İftar programının ardından Yapıcıoğlu ve beraberindekiler, 27 sahabenin medfun bulunduğu Hazreti Süleyman Camii'nde akşam namazını kıldı. Akşam namazının ardından camiden çıkan Yapıcıoğlu, vatandaşların ilgisiyle karşılaştı. Birçok kişi, Yapıcıoğlu'yla beraber hatıra fotoğrafı çektirdi.
Vatandaşlarla sohbet etti
Namazdan sonra vatandaşlarla bir araya gelen Yapıcıoğlu, burada bir süre sohbet etti.

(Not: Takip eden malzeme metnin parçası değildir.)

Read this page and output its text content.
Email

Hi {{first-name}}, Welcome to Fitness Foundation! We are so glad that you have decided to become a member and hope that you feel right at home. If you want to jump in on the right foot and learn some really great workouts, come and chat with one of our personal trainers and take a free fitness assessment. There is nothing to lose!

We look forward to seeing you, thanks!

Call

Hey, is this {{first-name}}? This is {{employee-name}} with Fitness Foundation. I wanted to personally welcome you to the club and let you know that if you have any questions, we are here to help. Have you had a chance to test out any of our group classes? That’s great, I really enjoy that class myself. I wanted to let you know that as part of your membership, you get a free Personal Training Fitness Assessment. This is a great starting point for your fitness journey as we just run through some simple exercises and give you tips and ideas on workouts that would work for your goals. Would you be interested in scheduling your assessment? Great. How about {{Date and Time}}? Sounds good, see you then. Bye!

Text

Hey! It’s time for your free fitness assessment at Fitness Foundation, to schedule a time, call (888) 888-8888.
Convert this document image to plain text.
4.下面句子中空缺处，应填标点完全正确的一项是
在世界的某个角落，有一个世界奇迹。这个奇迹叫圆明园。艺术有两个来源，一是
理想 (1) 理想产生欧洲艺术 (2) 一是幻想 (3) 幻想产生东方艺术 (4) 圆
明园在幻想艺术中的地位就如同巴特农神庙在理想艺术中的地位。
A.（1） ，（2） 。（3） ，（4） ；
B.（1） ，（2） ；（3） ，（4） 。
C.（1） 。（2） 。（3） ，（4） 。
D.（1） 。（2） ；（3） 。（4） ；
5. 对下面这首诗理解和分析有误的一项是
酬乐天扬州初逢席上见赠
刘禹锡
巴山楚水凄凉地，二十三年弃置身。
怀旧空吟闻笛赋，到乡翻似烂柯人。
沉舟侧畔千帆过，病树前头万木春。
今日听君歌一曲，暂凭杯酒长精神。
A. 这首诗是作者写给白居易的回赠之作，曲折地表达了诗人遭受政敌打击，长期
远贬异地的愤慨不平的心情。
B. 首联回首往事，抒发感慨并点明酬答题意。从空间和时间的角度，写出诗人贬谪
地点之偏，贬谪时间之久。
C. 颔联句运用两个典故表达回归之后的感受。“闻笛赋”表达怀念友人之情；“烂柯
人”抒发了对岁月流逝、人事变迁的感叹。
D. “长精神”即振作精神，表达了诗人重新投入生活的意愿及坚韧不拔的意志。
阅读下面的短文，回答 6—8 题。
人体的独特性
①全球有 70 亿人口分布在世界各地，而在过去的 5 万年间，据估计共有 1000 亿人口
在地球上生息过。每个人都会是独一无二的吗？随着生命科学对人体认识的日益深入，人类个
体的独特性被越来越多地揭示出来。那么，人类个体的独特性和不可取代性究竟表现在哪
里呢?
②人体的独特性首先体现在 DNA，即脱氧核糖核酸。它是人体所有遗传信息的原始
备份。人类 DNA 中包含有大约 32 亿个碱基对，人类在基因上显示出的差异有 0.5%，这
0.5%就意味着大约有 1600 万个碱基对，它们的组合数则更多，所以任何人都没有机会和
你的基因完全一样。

Vatandaşların çay ikramının ardından teravih namazını kılmak üzere Nebi Camii'ne giden Yapıcıoğlu ve beraberindeki heyet, yolda esnaf ve vatandaşların ilgisiyle karşılaştı. Esnaf ve vatandaşlarla tek tek ilgilenen Yapıcıoğlu, çocuklara yakın ilgi gösterdi.
Teravih namazının ardından cami yakınındaki bir çay ocağında vatandaşlarla uzun süre sohbet eden Yapıcıoğlu, kendilerinden dua ve destek talebinde bulundu. (Ramazan Casuk - İLKHA)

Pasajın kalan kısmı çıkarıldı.